In [1029]:
import spacy
import pandas as pd
import re
import matplotlib.pyplot as plt
import string
from sklearn.feature_extraction.text import TfidfVectorizer, CountVectorizer
from sklearn.decomposition import NMF
from sklearn.decomposition import TruncatedSVD
import numpy as np
import nltk
from sklearn.decomposition import NMF
import stylecloud
from wordcloud import WordCloud, STOPWORDS, ImageColorGenerator
nlp = spacy.load('en_core_web_sm')
nltk.download('vader_lexicon')


from nltk.sentiment.vader import SentimentIntensityAnalyzer

[nltk_data] Downloading package vader_lexicon to
[nltk_data]     /Users/philliprichardson/nltk_data...
[nltk_data]   Package vader_lexicon is already up-to-date!


In [771]:
tweets = pd.read_pickle(r'/Users/philliprichardson/Metis/Module 5/final df.pkl')

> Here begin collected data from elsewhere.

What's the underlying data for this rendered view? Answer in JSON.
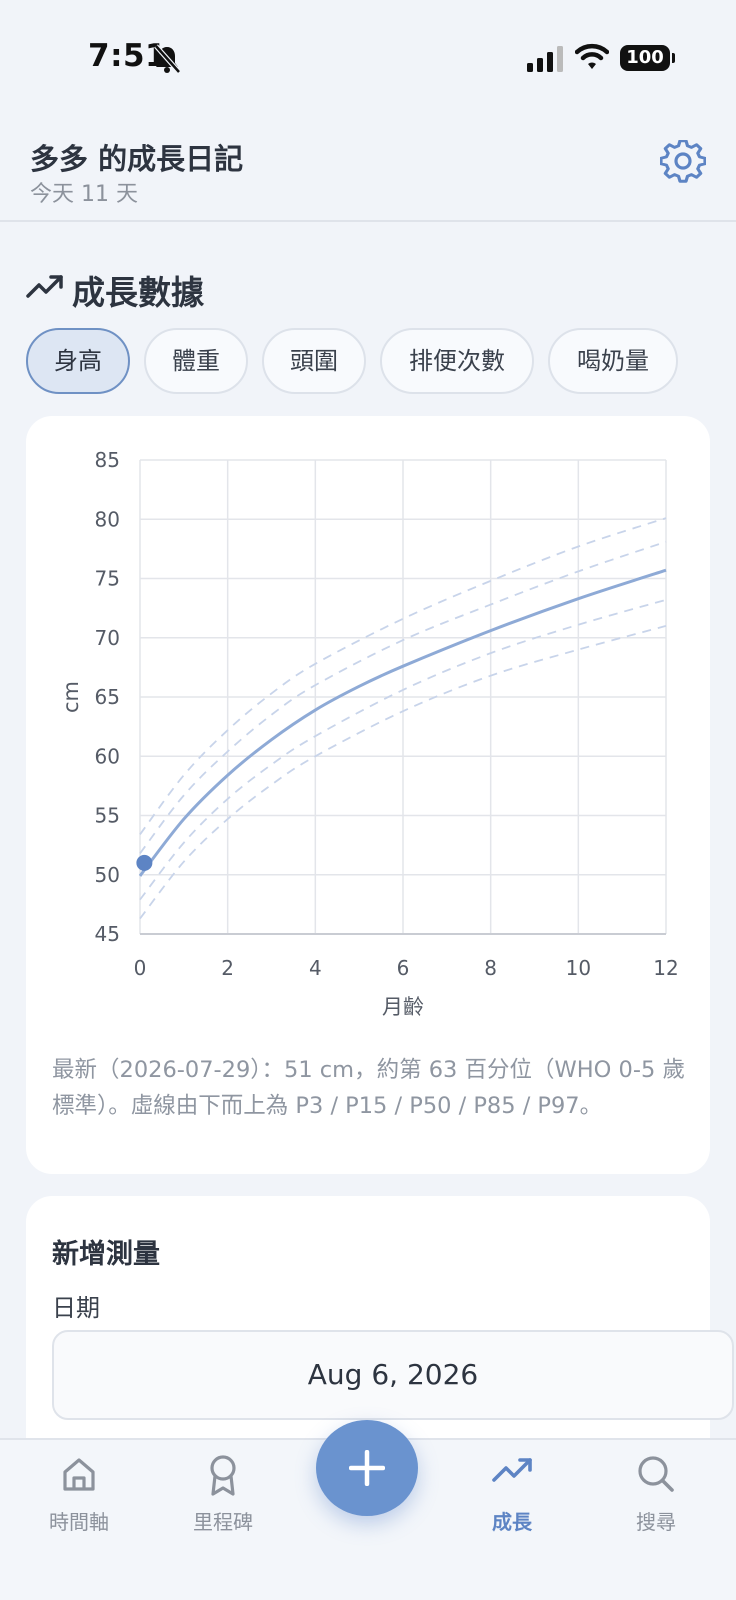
{
  "status_bar": {
    "time": "7:51",
    "battery": "100"
  },
  "header": {
    "title": "多多 的成長日記",
    "subtitle": "今天 11 天"
  },
  "section": {
    "title": "成長數據"
  },
  "tabs": [
    {
      "label": "身高",
      "active": true
    },
    {
      "label": "體重",
      "active": false
    },
    {
      "label": "頭圍",
      "active": false
    },
    {
      "label": "排便次數",
      "active": false
    },
    {
      "label": "喝奶量",
      "active": false
    }
  ],
  "chart_data": {
    "type": "line",
    "xlabel": "月齡",
    "ylabel": "cm",
    "xlim": [
      0,
      12
    ],
    "ylim": [
      45,
      85
    ],
    "x_ticks": [
      "0",
      "2",
      "4",
      "6",
      "8",
      "10",
      "12"
    ],
    "y_ticks": [
      "45",
      "50",
      "55",
      "60",
      "65",
      "70",
      "75",
      "80",
      "85"
    ],
    "grid": true,
    "series": [
      {
        "role": "percentile",
        "style": "dashed",
        "x": [
          0,
          1,
          2,
          3,
          4,
          6,
          8,
          10,
          12
        ],
        "y": [
          46.3,
          51.1,
          54.7,
          57.6,
          60.0,
          63.8,
          66.8,
          69.0,
          71.0
        ]
      },
      {
        "role": "percentile",
        "style": "dashed",
        "x": [
          0,
          1,
          2,
          3,
          4,
          6,
          8,
          10,
          12
        ],
        "y": [
          47.9,
          52.7,
          56.4,
          59.3,
          61.7,
          65.6,
          68.7,
          71.1,
          73.2
        ]
      },
      {
        "role": "percentile",
        "style": "solid",
        "x": [
          0,
          1,
          2,
          3,
          4,
          5,
          6,
          8,
          10,
          12
        ],
        "y": [
          49.9,
          54.7,
          58.4,
          61.4,
          63.9,
          65.9,
          67.6,
          70.6,
          73.3,
          75.7
        ]
      },
      {
        "role": "percentile",
        "style": "dashed",
        "x": [
          0,
          1,
          2,
          3,
          4,
          6,
          8,
          10,
          12
        ],
        "y": [
          51.8,
          56.7,
          60.4,
          63.5,
          66.0,
          69.8,
          72.8,
          75.6,
          78.1
        ]
      },
      {
        "role": "percentile",
        "style": "dashed",
        "x": [
          0,
          1,
          2,
          3,
          4,
          6,
          8,
          10,
          12
        ],
        "y": [
          53.4,
          58.4,
          62.2,
          65.3,
          67.8,
          71.6,
          74.8,
          77.7,
          80.1
        ]
      }
    ],
    "points": [
      {
        "x": 0.1,
        "y": 51
      }
    ]
  },
  "chart_note": "最新（2026-07-29）：51 cm，約第 63 百分位（WHO 0-5 歲標準）。虛線由下而上為 P3 / P15 / P50 / P85 / P97。",
  "add_measurement": {
    "title": "新增測量",
    "date_label": "日期",
    "date_value": "Aug 6, 2026"
  },
  "nav": {
    "items": [
      {
        "label": "時間軸",
        "icon": "home-icon",
        "active": false
      },
      {
        "label": "里程碑",
        "icon": "award-icon",
        "active": false
      },
      {
        "label": "成長",
        "icon": "trend-icon",
        "active": true
      },
      {
        "label": "搜尋",
        "icon": "search-icon",
        "active": false
      }
    ]
  },
  "colors": {
    "accent": "#5d84c4",
    "fab": "#6a93cf",
    "background": "#f1f4f9"
  }
}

## Apply sentiment analysis on base tweets.

In [1255]:
sid = SentimentIntensityAnalyzer()


tweets['sentiment'] = tweets.text.apply(lambda x: sid.polarity_scores(x)['compound'])

## Tweet Pre-processing

In [772]:
emoji_pattern = re.compile("["
        u"\U0001F600-\U0001F64F"  # emoticons
        u"\U0001F300-\U0001F5FF"  # symbols & pictographs
        u"\U0001F680-\U0001F6FF"  # transport & map symbols
        u"\U0001F1E0-\U0001F1FF"  # flags (iOS)
        u"\U0001F1F2-\U0001F1F4"  # Macau flag
        u"\U0001F1E6-\U0001F1FF"  # flags
        u"\U0001F600-\U0001F64F"
        u"\U00002702-\U000027B0"
        u"\U000024C2-\U0001F251"
        u"\U0001f926-\U0001f937"
        u"\U0001F1F2"
        u"\U0001F1F4"
        u"\U0001F620"
        u"\u200d"
        u"\u2640-\u2642"
        "]+", flags=re.UNICODE)



In [773]:
stopwords = nltk.corpus.stopwords.words('english')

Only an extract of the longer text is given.